Die einen machen Politik, die anderen leiden unter ihr. Ein Blick auf das Jahr von Frauke Brosius-Gersdorf, Jette Nietzard, Zohran Mamdani und Maja T.

In New York wird das Jahr 2026 begrüßt, Hoffnung bringt der neuen Bürgermeister Zohran Mamdani Foto: UPI Photo/imago

Frauke Brosius-Gersdorf wurde Ziel einer Hetzkampagne

Eines schönen Tages im Juli hätte man meinen können, eine kindermordende Kommunistin stehe kurz davor, das Bundesverfassungsgericht zu übernehmen. Eine „Ultra-Linke und Abtreibungsaktivistin“ sei als Kandidatin für das höchste deutsche Gericht vorgesehen, zeigte sich etwa ein Portal der sogenannten Lebensschutzszene entsetzt. Die SPD, sonst nicht gerade Hort des Radikalismus, sei dabei, „einen links-grünen Putsch durchzuführen und aus dem Bundesverfassungsgericht eine Zelle linker Agitation zu machen“.

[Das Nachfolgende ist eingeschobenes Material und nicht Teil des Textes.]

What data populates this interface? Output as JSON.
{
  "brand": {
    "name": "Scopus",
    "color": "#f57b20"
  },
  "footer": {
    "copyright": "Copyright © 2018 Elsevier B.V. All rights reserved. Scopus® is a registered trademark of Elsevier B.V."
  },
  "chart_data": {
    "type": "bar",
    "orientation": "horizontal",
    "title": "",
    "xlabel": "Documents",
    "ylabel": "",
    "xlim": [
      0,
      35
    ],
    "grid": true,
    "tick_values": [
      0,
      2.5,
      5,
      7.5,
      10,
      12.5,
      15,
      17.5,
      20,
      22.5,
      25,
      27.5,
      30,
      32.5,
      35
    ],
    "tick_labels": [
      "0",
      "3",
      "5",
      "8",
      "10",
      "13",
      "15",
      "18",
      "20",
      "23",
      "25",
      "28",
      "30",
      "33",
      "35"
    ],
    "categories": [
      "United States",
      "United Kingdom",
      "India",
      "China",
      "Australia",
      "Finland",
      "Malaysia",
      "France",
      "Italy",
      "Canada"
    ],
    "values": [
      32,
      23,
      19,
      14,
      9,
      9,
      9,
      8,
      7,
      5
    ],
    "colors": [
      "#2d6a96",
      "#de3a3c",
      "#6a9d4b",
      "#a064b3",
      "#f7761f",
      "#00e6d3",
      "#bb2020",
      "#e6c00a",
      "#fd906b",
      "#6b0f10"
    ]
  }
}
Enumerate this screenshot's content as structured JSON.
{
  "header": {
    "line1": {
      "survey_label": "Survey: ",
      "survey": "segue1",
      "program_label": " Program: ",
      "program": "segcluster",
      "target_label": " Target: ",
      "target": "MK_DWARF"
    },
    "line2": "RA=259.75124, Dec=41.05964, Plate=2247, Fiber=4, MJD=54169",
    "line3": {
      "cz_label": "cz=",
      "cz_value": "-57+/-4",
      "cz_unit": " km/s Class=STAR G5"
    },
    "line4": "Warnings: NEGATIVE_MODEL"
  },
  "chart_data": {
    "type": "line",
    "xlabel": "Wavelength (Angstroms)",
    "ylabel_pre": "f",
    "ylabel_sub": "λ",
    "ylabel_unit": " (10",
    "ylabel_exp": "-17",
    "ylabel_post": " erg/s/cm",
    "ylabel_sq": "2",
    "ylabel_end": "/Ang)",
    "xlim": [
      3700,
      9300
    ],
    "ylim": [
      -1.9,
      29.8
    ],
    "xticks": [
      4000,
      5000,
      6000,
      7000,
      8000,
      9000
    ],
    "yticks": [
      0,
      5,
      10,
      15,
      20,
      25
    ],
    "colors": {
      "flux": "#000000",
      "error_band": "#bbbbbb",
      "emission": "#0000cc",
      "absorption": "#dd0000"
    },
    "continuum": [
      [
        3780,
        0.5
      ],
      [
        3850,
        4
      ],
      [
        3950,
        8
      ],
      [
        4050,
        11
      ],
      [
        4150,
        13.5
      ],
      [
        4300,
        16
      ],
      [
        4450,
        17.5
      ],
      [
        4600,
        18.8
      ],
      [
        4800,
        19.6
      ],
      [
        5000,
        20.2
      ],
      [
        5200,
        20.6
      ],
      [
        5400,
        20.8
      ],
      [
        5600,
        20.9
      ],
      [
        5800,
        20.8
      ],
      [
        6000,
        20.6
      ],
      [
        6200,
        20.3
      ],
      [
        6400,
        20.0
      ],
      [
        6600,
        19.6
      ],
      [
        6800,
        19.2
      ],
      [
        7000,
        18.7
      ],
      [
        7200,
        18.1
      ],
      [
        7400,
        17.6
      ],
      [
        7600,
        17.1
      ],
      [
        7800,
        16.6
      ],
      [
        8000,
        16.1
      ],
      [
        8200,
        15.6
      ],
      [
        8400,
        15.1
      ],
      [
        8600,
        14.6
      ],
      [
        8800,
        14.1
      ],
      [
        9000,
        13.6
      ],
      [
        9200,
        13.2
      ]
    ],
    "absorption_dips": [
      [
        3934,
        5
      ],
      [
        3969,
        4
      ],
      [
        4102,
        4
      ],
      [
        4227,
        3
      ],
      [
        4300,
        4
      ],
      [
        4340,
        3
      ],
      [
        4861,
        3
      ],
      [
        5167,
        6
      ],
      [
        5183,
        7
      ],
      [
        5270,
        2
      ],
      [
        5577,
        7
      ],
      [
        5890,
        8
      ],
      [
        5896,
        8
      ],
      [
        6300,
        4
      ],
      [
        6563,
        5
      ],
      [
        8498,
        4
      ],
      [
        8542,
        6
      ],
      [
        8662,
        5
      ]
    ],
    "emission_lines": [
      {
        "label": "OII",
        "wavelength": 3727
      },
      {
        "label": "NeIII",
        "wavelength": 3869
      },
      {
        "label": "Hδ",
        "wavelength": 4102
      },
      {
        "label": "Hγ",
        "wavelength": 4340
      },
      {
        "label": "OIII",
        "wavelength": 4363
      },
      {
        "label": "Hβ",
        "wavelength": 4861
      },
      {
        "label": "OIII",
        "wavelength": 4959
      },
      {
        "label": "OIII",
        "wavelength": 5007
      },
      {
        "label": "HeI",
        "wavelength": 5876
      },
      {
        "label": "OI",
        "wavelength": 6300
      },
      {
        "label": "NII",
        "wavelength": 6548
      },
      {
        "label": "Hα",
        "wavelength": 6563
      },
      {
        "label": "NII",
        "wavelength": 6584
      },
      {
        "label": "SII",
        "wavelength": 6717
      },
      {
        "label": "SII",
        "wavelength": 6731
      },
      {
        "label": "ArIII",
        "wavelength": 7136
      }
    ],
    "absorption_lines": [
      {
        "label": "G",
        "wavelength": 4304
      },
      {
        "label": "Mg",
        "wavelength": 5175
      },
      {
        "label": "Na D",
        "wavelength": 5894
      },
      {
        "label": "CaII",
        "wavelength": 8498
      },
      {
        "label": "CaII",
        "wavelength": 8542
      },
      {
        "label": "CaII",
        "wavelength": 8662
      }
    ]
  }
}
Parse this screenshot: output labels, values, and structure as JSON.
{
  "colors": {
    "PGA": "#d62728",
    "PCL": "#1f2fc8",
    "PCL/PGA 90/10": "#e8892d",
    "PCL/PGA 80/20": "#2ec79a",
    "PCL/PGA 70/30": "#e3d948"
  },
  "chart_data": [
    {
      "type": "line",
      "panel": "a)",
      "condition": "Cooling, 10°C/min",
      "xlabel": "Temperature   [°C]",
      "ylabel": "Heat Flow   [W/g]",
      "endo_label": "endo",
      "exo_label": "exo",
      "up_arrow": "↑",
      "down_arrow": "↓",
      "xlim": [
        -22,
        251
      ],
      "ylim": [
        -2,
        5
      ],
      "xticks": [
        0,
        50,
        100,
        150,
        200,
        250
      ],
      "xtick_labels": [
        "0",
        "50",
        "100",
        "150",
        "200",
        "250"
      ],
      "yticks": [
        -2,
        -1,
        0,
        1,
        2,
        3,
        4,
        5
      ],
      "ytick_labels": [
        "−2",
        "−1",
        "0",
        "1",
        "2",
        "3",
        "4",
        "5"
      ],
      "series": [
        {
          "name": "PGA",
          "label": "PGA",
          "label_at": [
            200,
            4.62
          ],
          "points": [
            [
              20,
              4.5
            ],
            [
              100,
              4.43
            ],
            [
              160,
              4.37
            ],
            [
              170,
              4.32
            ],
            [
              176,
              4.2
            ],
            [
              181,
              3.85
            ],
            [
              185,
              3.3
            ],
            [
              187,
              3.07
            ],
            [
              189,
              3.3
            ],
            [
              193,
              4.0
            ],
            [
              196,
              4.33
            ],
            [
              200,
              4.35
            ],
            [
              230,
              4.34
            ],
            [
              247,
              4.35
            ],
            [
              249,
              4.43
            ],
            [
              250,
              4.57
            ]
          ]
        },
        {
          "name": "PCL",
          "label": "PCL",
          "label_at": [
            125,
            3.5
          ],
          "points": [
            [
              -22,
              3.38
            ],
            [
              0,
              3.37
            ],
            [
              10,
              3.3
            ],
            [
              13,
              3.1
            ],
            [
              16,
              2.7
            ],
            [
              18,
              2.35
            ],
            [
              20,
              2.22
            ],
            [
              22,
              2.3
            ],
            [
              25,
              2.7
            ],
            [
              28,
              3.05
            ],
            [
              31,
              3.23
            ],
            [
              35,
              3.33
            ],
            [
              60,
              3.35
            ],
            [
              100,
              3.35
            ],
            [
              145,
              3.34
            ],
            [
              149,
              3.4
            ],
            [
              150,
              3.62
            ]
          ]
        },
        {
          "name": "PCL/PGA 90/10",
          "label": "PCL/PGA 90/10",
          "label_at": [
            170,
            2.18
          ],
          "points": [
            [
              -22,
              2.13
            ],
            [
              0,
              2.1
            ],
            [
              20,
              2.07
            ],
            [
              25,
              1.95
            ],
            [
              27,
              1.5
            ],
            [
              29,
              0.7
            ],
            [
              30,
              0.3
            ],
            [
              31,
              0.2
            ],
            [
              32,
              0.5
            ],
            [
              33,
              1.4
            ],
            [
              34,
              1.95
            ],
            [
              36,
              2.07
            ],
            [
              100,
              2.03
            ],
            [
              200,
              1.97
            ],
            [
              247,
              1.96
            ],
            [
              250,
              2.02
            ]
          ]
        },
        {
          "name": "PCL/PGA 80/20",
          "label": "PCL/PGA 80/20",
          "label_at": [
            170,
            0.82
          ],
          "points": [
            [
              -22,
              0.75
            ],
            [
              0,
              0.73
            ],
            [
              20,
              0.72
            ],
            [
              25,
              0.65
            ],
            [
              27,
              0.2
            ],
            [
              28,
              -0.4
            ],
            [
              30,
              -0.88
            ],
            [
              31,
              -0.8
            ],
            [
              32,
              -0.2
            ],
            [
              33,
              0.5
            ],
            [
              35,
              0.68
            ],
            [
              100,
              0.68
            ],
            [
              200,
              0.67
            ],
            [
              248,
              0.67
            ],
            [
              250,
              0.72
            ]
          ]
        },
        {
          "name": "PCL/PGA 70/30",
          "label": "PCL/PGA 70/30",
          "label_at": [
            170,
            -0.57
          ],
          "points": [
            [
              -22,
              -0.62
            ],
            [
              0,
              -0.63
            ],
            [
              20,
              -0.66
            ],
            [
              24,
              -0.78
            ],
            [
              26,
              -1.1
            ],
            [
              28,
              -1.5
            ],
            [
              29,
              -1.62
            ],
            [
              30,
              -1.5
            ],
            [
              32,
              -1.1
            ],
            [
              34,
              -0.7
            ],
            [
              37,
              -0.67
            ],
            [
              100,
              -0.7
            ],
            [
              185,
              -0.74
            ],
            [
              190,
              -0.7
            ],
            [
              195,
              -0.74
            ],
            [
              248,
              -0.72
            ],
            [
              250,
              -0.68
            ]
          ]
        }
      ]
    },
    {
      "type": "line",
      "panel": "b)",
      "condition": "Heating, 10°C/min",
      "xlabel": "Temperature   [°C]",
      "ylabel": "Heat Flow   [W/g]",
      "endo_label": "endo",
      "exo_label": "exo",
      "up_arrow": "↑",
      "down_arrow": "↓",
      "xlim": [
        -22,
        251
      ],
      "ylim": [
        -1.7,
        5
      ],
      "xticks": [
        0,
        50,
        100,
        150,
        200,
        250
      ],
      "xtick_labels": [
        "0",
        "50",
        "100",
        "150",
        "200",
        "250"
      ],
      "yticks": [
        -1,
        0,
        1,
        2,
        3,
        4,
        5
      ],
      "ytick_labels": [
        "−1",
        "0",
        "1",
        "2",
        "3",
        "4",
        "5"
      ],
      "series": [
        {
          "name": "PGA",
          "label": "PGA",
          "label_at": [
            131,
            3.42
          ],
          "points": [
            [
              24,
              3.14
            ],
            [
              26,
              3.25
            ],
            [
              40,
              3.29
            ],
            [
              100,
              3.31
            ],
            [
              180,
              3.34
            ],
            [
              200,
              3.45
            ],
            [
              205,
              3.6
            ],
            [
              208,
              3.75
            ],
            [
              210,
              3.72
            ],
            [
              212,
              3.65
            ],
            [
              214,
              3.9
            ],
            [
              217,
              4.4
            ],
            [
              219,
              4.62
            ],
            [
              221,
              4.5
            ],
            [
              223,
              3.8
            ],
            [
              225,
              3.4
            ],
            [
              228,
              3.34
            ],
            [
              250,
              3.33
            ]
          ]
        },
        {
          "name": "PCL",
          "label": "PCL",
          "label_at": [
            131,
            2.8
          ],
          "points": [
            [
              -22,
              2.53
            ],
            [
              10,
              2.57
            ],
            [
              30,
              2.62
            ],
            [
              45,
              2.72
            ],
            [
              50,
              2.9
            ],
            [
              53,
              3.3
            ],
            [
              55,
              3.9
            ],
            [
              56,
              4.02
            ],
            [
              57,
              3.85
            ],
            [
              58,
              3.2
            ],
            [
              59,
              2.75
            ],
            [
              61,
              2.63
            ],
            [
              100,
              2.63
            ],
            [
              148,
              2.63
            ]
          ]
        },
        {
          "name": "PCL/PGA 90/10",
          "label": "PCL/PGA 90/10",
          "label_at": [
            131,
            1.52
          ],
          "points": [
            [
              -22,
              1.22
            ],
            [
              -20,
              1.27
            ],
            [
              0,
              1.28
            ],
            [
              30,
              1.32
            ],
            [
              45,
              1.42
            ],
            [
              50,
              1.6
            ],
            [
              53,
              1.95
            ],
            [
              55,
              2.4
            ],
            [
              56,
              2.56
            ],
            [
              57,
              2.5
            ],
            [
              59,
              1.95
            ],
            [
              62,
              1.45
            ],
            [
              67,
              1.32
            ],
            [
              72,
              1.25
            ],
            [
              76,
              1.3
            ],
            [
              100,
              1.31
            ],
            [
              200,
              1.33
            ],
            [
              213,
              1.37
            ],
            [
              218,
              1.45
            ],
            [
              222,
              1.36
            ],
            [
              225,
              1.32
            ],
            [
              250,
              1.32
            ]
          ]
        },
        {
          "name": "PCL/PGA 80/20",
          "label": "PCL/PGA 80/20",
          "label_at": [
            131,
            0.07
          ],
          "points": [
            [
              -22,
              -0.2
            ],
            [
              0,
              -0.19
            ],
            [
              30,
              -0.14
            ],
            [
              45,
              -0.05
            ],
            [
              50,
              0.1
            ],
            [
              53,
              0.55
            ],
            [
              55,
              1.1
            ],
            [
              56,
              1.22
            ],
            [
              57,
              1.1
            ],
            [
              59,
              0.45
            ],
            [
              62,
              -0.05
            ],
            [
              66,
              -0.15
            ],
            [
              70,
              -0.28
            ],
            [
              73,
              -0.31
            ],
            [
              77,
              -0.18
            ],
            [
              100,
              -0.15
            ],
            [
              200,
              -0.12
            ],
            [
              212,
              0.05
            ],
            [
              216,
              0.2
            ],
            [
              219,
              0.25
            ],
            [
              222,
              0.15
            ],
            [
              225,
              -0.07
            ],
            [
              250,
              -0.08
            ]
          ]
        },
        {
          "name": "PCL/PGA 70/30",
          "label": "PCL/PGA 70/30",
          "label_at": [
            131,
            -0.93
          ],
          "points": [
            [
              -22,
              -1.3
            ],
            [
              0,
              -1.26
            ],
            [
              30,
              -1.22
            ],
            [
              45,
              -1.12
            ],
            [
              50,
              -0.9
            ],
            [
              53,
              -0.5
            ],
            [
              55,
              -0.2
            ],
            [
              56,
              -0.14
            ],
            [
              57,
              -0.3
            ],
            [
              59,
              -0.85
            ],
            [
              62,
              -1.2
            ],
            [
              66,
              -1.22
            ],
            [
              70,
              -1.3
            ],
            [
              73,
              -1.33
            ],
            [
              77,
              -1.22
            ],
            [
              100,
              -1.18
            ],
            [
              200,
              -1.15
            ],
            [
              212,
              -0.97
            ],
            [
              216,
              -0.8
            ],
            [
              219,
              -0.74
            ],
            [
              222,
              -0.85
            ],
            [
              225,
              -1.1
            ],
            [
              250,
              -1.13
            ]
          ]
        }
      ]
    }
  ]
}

So und ähnlich klangen ungezählte groteske Aufrufe gegen die „Richterin des Grauens“ Frauke Brosius-Gersdorf – so nannte sie etwa das rechte Portal Nius. Begleitet wurde die Kampagne von Falschmeldungen wie der, die Rechtswissenschaftlerin der Universität Potsdam befürworte Abtreibungen bis kurz vor der Geburt.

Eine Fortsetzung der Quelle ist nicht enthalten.